When running a metal casting simulation using Altair Inspire Cast, the model needs to be broken up into simple pieces that make up a mesh. In the background, Altair SimLab creates this mesh and delivers it to Inspire Cast for you automatically. For most cases, this process works seamlessly. In this article, we will look at one of the few cases where we bump into a problem caused by some modeling practices that are not well-suited for simulation, and how easy it is to use SimLab to help track down the problem.
Casting simulation fails
Our casting CAD model includes a core and a riser.
In this case, when we tried to run our casting simulation, we encountered an error.
Although we may not be sure why we get this error, we should start by looking at the mesh, since this is what Inspire Cast uses for its calculations.
Open mesh file in SimLab
To look at our mesh, we will open the mesh in SimLab. The mesh file called “Mesh.slb” is found in the run folder.
After opening this file in SimLab and hiding the model body, we see some of the triangular mesh elements.
There are some advanced meshing tools in Altair SimLab that also help you to track down problems like this if your model is more complex. The Quality tool allows us to filter elements that have bad quality.

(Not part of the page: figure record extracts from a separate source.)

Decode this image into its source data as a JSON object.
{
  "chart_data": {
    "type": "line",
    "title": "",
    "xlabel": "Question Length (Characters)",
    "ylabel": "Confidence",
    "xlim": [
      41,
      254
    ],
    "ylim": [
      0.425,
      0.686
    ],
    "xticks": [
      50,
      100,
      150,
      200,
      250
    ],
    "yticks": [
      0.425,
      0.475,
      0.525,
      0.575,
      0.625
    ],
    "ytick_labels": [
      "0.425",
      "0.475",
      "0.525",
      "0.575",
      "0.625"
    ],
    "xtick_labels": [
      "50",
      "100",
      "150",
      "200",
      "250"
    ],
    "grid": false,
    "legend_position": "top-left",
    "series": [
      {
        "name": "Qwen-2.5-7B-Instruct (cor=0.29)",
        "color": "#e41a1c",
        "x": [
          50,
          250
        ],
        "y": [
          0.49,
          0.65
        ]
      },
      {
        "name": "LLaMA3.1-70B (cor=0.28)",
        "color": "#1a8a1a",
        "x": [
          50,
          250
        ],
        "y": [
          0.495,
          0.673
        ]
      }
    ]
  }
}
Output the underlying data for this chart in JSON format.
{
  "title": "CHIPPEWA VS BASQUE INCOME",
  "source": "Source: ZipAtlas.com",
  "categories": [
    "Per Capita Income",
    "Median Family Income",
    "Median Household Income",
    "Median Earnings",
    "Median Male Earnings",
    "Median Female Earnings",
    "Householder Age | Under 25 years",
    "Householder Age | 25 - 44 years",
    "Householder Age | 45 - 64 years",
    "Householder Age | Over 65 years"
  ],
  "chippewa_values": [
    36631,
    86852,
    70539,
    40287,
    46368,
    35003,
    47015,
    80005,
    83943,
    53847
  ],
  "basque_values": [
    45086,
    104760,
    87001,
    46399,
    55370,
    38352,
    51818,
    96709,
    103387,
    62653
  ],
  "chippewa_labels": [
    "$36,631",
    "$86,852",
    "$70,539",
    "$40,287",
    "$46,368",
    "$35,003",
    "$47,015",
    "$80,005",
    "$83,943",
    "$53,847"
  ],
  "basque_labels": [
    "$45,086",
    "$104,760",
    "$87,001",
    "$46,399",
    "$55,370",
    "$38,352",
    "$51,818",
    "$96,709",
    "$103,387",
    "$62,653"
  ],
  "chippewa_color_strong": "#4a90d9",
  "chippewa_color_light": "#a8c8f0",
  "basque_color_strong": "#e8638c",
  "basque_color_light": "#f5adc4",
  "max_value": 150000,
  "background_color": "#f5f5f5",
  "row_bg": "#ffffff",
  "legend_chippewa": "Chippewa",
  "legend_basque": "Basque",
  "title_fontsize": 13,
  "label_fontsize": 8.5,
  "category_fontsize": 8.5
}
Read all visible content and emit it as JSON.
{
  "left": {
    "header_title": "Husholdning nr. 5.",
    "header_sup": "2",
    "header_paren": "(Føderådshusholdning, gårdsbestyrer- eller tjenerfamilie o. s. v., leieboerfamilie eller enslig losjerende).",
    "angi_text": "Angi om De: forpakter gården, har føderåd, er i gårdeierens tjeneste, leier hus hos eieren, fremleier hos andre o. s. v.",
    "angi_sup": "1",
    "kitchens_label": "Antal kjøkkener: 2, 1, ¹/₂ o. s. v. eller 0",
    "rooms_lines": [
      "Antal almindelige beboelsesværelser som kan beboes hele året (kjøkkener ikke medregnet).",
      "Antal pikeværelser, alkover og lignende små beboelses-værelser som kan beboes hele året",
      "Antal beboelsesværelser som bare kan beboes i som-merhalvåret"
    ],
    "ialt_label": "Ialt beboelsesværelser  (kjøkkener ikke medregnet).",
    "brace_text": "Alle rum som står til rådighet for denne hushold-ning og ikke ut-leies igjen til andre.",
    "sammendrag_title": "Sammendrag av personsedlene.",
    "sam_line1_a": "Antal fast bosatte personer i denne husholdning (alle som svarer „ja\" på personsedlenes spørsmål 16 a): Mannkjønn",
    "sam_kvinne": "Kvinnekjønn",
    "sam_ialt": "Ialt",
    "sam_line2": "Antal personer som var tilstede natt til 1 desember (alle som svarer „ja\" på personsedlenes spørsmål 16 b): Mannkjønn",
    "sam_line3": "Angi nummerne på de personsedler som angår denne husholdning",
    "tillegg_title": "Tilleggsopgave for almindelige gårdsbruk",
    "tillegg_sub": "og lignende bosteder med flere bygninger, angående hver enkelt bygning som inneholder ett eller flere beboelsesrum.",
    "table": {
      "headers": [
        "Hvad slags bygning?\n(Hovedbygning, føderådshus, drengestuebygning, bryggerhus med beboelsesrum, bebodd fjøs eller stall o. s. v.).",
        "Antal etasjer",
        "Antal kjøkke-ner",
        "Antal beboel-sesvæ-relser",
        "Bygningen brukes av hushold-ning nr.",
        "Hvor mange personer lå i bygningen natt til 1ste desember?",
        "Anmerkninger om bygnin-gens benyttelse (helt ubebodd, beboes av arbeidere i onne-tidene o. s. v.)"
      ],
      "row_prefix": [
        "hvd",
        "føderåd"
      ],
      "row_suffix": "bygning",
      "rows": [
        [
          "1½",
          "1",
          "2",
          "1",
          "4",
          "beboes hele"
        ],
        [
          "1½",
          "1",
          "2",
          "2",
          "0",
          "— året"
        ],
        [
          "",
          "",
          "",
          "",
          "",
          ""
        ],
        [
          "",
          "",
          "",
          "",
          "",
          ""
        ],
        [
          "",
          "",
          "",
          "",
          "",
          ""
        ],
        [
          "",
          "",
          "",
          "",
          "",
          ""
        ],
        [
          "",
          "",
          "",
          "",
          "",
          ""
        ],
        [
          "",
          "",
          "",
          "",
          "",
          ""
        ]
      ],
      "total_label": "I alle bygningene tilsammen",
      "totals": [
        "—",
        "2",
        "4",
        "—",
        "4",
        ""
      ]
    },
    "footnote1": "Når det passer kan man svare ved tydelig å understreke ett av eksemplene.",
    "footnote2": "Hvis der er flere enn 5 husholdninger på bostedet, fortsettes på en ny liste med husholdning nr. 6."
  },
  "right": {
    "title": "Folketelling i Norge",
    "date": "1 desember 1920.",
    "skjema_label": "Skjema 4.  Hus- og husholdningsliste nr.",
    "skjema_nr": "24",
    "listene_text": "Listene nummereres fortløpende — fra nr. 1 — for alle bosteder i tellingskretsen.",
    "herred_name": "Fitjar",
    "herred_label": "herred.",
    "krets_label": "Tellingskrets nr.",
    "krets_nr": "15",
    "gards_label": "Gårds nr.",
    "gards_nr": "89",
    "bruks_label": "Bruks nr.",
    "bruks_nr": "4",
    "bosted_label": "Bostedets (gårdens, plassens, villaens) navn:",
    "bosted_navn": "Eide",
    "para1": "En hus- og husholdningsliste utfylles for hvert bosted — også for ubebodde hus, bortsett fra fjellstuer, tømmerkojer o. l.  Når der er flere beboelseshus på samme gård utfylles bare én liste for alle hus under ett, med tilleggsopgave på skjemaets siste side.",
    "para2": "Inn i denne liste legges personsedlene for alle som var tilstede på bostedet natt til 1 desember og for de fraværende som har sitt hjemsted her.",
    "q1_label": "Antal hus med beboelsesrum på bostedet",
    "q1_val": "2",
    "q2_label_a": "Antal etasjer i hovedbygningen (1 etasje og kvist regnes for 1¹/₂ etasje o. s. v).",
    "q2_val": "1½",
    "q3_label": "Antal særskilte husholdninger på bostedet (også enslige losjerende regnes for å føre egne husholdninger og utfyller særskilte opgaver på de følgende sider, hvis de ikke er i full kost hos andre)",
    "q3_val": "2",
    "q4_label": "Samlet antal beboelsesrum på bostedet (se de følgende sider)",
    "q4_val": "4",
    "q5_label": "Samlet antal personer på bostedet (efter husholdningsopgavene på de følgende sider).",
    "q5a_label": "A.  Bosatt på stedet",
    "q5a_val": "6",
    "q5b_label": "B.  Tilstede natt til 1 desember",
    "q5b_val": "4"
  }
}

Or we can section our mesh to try to get a full picture of these elements.
Now that we have identified the locations of the problems, we can take a closer look at the model to see how we can fix them.
Fix the problem using Inspire Cast direct editing
We can see that our CAD model had tiny gaps or walls that may have created some of the problems with the mesh.
Without having to go back to our CAD tool, we can use some of the features directly in Inspire Cast to fix this problem. We can drag-move faces and use the Cut tool.
After a couple more steps to clean up and combine the remaining bodies after the cut, we are ready to run our casting simulation.
Our initial study failed to run, but by opening the mesh file in Altair SimLab we were able to track down the source of the problem quickly. We then used some of Altair Inspire Cast’s direct editing tools to fix the problem and in minutes, we had a working model. The fact that we can leverage SimLab, a tool specially developed for quick and easy meshing for a wide variety of applications, alongside Inspire Cast, a tool built for metal casting simulations, makes this workflow possible.